Home » , » Menghadapi operator atau user alat kesehatan yang enggan memberikan waktu untuk pemeliharaan alat

Menghadapi operator atau user alat kesehatan yang enggan memberikan waktu untuk pemeliharaan alat

 

 

Bagaimana bila berhadapan dengan operator user yang tidak kooperatif / tidak memberikan waktu alat kesehatannya untuk dimaintenance dengan alasan alat dipakai terus menerus dan jadwal pasien padat ? 

Menghadapi operator atau user alat kesehatan yang enggan memberikan waktu untuk pemeliharaan dengan alasan "alat selalu dipakai karena banyak pasien" adalah tantangan umum di fasilitas kesehatan. Namun, pemeliharaan tetap harus dilakukan demi keselamatan pasien dan kelangsungan operasional alat.

Berikut adalah pendekatan strategis dan persuasif yang bisa dilakukan:

1. Edukasi Pentingnya Maintenance Preventif

Sampaikan bahwa:

  • Pemeliharaan teratur = mencegah kerusakan mendadak.

  • Downtime mendadak justru bisa lebih lama dan mengganggu dibandingkan downtime yang direncanakan.

  • Kesalahan alat = risiko pasien = tanggung jawab medis dan hukum.

Contoh pendekatan:

“Kalau alat ini gagal mendadak saat pasien kritis, dampaknya bisa sangat besar. Jauh lebih aman jika kita kontrol dulu saat kondisi masih bisa dikendalikan.”

2. Koordinasi Jadwal: Win-Win Solution

Usulkan waktu maintenance saat:

  • Beban pasien rendah (shift malam, akhir pekan, jam istirahat).

  • Atau saat alat tidak sedang digunakan aktif.

Tips:

  • Lakukan survei jadwal operator.

  • Tawarkan opsi fleksibel (contoh: "Kami bisa datang pukul 21.00 setelah pasien terakhir.")

3. Konsultasi dengan Manajemen atau Kepala Unit

Jika user tetap menolak, eskalasi ke atasan langsung mereka atau ke bagian manajemen teknis/medis.

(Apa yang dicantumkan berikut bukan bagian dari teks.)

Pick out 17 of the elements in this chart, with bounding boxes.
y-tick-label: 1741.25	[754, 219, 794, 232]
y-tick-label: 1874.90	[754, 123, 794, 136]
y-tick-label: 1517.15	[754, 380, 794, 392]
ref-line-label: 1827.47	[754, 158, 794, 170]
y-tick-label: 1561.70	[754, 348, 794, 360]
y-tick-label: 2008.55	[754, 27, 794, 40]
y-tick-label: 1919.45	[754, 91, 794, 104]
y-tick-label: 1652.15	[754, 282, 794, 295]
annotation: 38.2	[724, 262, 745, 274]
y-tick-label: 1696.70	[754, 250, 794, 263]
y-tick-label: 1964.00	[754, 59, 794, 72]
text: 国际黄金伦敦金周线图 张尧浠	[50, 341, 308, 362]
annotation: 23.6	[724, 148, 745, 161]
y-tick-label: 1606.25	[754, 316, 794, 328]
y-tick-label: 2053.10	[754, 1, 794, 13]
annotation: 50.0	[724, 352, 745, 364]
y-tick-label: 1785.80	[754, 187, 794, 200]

Bawa data:

  • Riwayat kerusakan alat.

  • Potensi risiko tanpa perawatan.

  • Waktu minimum yang dibutuhkan untuk maintenance.

4. Gunakan Sistem Tertulis

Buat sistem tertulis, seperti:

  • Jadwal pemeliharaan yang disahkan manajemen.

  • SOP yang mewajibkan operator untuk menyerahkan alat sesuai jadwal.

Dengan dasar regulasi atau akreditasi (misalnya dari KARS atau ISO), user tidak bisa menolak tanpa alasan kuat.

5. Tunjukkan Contoh Kasus Nyata

Kadang user lebih paham bila diberi contoh:

“Alat USG di ruang sebelah rusak karena 2 bulan tidak sempat dirawat. Downtime-nya sampai 5 hari karena spare part-nya harus impor.”

6. Lakukan Maintenance Secara Cepat dan Efisien

  • Tunjukkan bahwa teknisi bisa bekerja cepat dan tidak mengganggu aktivitas mereka.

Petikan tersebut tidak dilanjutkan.